Does the description disclose side effects, auth requirements, rate limits, or destructive behavior?

No annotations are provided, so the description carries the full burden of behavioral disclosure. It mentions the tool 'suggests' and 'returns' translations, implying a read-only operation, but does not clarify if it requires authentication, has rate limits, or details the return format (e.g., structured output). For a tool with no annotations, this leaves significant gaps in understanding its behavior.

Agents need to know what a tool does to the world before calling it. Descriptions should go beyond structured annotations to explain consequences.

Conciseness4/5

Is the description appropriately sized, front-loaded, and free of redundancy?

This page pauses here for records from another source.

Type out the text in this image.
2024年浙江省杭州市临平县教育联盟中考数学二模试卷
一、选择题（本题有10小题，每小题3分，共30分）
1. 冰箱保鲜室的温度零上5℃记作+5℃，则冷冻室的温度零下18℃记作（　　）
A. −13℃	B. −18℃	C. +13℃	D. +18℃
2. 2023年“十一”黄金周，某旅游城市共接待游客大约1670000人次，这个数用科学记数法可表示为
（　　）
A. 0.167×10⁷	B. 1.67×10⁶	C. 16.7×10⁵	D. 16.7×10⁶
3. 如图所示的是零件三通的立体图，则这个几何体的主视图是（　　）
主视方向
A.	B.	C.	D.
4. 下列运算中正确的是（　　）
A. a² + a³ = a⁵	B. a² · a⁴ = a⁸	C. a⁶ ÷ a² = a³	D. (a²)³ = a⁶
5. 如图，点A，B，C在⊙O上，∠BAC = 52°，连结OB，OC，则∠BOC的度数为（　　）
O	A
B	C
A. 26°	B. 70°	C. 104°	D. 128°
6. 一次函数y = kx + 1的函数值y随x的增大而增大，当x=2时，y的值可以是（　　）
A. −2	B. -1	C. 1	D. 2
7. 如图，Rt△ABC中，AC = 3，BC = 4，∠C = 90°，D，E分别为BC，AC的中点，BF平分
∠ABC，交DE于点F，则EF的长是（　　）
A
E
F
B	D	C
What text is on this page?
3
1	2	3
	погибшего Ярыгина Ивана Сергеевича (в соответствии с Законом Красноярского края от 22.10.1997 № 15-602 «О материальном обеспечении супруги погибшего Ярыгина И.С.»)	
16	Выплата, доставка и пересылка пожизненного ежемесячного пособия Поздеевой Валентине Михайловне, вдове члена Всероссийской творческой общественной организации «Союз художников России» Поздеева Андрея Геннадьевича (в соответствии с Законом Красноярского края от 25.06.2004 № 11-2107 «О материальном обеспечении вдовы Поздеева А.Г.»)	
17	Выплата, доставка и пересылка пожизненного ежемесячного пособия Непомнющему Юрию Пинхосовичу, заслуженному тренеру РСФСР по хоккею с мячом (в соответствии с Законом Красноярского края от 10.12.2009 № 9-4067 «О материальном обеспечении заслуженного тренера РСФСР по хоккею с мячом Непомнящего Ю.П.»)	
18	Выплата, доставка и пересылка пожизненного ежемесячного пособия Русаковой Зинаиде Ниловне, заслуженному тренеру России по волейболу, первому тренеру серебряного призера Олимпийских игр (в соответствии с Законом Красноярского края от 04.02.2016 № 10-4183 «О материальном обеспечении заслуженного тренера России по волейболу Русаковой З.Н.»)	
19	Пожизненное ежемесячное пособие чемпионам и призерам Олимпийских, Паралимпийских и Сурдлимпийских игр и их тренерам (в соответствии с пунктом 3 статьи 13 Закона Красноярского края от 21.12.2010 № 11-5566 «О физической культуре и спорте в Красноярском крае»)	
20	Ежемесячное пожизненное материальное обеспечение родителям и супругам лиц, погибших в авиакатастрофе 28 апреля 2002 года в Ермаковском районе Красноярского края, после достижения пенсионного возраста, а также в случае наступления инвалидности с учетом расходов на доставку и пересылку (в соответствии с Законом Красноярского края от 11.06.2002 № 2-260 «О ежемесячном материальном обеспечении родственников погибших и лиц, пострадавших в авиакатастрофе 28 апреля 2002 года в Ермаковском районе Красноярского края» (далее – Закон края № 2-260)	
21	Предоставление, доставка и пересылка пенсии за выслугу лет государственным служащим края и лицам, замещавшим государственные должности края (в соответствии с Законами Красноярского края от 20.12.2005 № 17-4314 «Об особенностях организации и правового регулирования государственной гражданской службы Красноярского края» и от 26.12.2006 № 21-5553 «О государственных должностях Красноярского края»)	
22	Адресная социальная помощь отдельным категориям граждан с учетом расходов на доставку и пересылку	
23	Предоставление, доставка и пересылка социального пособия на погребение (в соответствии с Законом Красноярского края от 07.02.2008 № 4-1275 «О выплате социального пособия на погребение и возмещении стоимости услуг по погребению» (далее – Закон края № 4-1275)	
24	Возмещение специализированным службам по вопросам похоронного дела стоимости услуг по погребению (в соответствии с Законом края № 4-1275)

The description is appropriately sized with two sentences that are front-loaded with the core purpose. It efficiently lists UI elements and contexts without redundancy, though the second sentence could be slightly more streamlined by integrating the examples more cohesively.

Shorter descriptions cost fewer tokens and are easier for agents to parse. Every sentence should earn its place.

Completeness3/5

Given the tool's complexity, does the description cover enough for an agent to succeed on first attempt?

Given the complexity of language translation and cultural adaptation, the description is moderately complete. It lacks an output schema, so the agent does not know the return format (e.g., whether it includes multiple translations or keigo levels). With no annotations and incomplete behavioral details, it provides a basic understanding but leaves gaps for effective tool invocation.

Complex tools with many parameters or behaviors need more documentation. Simple tools need less. This dimension scales expectations accordingly.

Parameters3/5

Does the description clarify parameter syntax, constraints, interactions, or defaults beyond what the schema provides?

Schema description coverage is 100%, so the schema already documents all parameters thoroughly. The description adds minimal value beyond the schema by mentioning 'maps business context to keigo level' and listing examples like 'buttons, error messages,' which loosely correlate with the ui_element enum. However, it does not provide additional syntax or format details, aligning with the baseline score when schema coverage is high.

Input schemas describe structure but not intent. Descriptions should explain non-obvious parameter relationships and valid value ranges.

Purpose5/5

Does the description clearly state what the tool does and how it differs from similar tools?

The description clearly states the tool's purpose: 'Suggest appropriately polite Japanese UI text based on context.' It specifies the verb ('suggest'), resource ('Japanese UI text'), and scope ('based on context'), distinguishing it from sibling tools like generate_jp_form or validate_jp_form. The mention of mapping business context to keigo levels and returning translations for specific UI elements adds specificity.

Agents choose between tools based on descriptions. A clear purpose with a specific verb and resource helps agents select the right tool.

Usage Guidelines3/5

Does the description explain when to use this tool, when not to, or what alternatives exist?

The description implies usage by mentioning 'based on context' and listing UI elements and business contexts, but it does not explicitly state when to use this tool versus alternatives like generate_jp_form or transform_for_japan. No exclusions or prerequisites are provided, leaving the agent to infer appropriate contexts from the parameter enums.

Agents often have multiple tools that could apply. Explicit usage guidance like "use X instead of Y when Z" prevents misuse.